On 9/9/05, KUROSAWA Takahiro <[email protected]> wrote:
> On Thu, 8 Sep 2005 05:02:32 -0700
> Paul Jackson <[email protected]> wrote:
> > One of my passions is to avoid special cases across API boundaries.
> >
> > I am proposing that you don't do subcpusets like this.
> >
> > Consider the following alternative I will call 'cpuset meters'.
> >
> > For each resource named 'R' (cpu and mem, for instance):
> > * Add a boolean flag 'meter_R' to each cpuset. If set, that R is
> > metered, for the tasks in that cpuset or any descendent cpuset.
> > * If a cpuset is metered, then files named meter_R_guar, meter_R_lim
> > and meter_R_cur appear in that cpuset to manage R's usage by tasks
> > in that cpuset and descendents.
> > * There are no additional rules that restrict the ability to change
> > various other cpuset properties such as cpus, mems, cpu_exclusive,
> > mem_exclusive, or notify_on_release, when a cpuset is metered.
> > * It might be that some (or by design all) resource controllers do
> > not allow nesting metered cpusets. I don't know. But one should
> > (if one has permission) be able to make child cpusets of a metered
> > cpuset, just like one can of any other cpuset.
> > * A metered cpuset might well have cpus or mems that are not the
> > same as its parent, just like an unmetered cpuset ordinarly does.
>
> Jackson-san's idea looks good for me because users don't need
> to create special cpusets (parents of subcpusets or subcpusets).
> From the point of users, maybe they wouldn't like to create
> special cpusets.

Yes, from the user POV it must be good to keep the hierarchical model.
Ckrm and cpusets both provide a tree with descendents, children and
parents. This hierarchical model is very nice IMO and provides a
powerful API for the user.

> As for the resource controller that I've posted, it assumes
> that there are groups of tasks that share the same cpumasks/nodemasks,
> and that there are no hierarchy in that groups in order to make
> things easier. I'll investigate how I can attach the resource
> controller to the cpuset meters.

Subcpusets, compared to cpusets and ckrm, gives the user a flat model.
No hierarchy. Limited functionality compared to the hierachical model.
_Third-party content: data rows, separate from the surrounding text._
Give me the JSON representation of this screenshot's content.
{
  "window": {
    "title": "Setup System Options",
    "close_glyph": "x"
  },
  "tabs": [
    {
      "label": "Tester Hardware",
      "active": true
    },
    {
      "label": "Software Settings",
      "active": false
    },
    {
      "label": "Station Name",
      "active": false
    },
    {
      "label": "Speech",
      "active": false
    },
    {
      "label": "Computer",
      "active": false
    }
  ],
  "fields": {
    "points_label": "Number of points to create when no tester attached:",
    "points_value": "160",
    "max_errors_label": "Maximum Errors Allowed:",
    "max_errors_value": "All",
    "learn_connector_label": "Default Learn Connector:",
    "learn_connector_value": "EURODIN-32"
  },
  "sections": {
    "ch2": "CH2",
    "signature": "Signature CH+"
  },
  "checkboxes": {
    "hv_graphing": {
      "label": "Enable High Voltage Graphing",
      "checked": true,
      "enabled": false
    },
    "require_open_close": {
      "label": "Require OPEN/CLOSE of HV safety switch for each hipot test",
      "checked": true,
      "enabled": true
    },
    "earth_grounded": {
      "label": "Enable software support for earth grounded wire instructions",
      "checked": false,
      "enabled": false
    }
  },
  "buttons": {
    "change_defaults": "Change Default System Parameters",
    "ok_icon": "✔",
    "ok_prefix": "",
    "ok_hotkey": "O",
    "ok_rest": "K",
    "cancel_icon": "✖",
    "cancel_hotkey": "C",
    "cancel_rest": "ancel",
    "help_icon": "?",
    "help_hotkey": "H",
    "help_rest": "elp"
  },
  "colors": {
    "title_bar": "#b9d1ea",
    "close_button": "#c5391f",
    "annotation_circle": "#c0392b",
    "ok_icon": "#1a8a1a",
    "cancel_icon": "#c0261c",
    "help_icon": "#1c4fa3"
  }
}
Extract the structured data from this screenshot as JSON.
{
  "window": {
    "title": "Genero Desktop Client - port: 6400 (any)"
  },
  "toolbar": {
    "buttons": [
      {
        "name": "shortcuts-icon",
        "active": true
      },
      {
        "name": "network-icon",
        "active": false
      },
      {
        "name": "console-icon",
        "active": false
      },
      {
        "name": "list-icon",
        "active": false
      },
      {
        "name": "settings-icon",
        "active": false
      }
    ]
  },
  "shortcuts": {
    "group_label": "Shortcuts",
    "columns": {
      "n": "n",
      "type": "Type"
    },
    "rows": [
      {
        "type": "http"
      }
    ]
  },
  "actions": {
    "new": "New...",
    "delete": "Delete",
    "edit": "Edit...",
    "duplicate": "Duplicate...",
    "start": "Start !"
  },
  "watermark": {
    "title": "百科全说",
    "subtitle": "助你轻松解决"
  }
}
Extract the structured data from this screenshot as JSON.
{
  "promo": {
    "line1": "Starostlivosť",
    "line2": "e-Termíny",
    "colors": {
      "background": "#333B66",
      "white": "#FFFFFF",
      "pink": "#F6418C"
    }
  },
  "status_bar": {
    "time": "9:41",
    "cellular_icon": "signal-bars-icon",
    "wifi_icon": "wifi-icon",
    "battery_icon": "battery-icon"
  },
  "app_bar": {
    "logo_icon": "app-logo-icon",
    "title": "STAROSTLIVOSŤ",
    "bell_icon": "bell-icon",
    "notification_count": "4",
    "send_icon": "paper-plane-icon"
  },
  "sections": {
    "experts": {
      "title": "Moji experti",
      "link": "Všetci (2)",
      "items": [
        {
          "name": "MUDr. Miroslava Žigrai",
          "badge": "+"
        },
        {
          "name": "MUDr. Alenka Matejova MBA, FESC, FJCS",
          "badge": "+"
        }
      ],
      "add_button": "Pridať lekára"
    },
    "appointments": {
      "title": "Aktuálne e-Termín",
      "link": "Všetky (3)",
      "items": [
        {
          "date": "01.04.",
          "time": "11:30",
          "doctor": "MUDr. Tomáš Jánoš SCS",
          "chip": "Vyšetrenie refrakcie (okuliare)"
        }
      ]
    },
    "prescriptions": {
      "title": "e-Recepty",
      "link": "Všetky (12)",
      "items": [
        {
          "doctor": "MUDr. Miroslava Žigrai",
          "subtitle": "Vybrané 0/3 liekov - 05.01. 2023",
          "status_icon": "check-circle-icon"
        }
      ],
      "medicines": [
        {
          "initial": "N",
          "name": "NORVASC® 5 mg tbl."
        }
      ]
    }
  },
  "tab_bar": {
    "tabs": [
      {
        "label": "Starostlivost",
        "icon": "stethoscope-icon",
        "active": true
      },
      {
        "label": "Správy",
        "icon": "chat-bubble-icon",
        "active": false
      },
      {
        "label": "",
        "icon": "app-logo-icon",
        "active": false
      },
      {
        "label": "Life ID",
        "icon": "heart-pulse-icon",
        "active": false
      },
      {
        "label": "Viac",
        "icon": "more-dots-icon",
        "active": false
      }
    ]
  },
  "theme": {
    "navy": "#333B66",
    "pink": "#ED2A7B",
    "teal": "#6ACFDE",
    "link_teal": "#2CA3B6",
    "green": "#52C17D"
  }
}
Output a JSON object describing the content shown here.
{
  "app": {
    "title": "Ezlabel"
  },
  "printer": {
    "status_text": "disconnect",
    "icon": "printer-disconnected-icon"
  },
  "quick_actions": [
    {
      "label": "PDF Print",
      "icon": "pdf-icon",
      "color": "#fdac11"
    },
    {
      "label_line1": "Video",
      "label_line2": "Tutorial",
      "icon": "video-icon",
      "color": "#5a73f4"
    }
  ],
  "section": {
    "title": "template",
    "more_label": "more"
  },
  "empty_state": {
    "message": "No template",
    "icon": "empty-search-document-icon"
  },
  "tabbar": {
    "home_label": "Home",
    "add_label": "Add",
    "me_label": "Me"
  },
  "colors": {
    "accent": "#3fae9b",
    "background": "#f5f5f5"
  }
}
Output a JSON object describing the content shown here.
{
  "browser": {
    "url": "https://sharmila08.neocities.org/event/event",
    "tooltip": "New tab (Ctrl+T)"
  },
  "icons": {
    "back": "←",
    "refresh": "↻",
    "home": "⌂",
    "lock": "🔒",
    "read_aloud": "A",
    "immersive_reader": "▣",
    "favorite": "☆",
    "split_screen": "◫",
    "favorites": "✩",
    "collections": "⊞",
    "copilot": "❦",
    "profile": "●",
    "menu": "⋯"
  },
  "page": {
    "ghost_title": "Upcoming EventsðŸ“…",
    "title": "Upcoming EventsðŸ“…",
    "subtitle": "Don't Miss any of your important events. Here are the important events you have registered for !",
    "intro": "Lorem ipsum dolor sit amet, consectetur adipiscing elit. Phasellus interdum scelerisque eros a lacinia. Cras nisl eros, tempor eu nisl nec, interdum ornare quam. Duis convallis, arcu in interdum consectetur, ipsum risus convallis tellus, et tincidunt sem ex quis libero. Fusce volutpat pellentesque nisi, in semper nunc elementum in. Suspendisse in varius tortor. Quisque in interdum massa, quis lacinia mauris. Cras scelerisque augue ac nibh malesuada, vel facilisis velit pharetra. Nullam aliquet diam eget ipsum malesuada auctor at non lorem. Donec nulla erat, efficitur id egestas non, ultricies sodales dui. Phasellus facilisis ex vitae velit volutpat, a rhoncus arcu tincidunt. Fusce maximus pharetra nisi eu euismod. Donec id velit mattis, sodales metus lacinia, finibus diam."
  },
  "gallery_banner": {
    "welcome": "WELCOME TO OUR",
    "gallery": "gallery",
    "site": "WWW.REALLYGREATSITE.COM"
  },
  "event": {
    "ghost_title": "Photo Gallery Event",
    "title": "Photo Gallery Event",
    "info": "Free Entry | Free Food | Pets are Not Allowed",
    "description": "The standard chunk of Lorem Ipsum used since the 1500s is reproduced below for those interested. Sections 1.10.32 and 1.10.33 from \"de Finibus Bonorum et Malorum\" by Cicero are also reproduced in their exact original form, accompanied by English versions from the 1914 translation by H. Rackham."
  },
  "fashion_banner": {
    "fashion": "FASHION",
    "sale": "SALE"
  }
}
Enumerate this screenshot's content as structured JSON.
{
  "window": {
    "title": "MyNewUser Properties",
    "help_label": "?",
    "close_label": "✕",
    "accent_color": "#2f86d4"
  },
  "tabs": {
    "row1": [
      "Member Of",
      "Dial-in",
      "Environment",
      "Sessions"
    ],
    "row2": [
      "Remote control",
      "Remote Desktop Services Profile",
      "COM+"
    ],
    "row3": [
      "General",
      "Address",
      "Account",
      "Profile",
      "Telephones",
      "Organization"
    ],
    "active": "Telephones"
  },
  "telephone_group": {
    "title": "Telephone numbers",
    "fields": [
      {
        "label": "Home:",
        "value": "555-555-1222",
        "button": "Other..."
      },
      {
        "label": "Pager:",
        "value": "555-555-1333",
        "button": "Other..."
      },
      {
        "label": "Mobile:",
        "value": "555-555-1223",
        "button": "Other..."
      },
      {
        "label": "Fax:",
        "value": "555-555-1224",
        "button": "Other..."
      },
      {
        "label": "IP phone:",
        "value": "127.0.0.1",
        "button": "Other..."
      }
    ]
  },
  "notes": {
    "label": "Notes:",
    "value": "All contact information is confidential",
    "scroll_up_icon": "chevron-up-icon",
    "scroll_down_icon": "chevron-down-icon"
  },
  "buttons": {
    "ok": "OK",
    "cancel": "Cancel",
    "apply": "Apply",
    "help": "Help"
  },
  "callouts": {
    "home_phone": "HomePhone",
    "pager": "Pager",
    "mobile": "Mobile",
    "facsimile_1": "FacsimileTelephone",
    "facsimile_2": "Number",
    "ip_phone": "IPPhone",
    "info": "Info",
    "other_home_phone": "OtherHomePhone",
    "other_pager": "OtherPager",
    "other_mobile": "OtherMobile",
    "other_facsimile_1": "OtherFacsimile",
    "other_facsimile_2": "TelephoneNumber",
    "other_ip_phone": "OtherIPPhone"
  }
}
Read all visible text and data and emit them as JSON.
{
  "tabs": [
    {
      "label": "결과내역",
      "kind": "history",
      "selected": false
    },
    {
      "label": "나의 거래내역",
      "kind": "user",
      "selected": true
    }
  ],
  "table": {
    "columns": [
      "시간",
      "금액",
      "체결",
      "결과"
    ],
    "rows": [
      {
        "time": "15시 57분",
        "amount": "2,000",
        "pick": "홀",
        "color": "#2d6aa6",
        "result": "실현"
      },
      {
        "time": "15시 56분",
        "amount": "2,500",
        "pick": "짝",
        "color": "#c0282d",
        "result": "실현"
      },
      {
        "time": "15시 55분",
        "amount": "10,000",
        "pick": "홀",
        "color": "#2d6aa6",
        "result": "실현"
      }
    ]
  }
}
But what I think is important to keep in mind here is that cpusets and
subcpusets do very different things. If I understand cpusets
correctly, each cpuset may share processors or memory nodes with other
cpusets. One task running on a shared processor may starve other
cpusets using the same processor. This design works well with cpusets,
but for resource controllers that must provide some kind of guarantee,
this starvation is unsuitable.

And we already have an hierarchical alternative: ckrm. But look at the
complexity and the amount of code. I believe that the complexity in
ckrm mainly comes from the hierarchical model.

Maybe it is possible to have an hierarchical model and keep the
framework simple and easy to understand while providing guarantees,
I'm not sure. But until that happens, I'm quite happy with a simple,
limited flat model.

/ magnus

2005-09-09 05:57:51

by Paul Jackson

[permalink] [raw]
Subject: Re: [PATCH 0/5] SUBCPUSETS: a resource control functionality using CPUSETS

magnus wrote:
> Maybe it is possible to have an hierarchical model and keep the
> framework simple and easy to understand while providing guarantees,

Dinakar's patches to use cpu_exclusive cpusets to define dynamic
sched domains accomplish something like this.

What scheduler domains and resource control domains both need
are non-overlapping subsets of the CPUs and/or Memory Nodes.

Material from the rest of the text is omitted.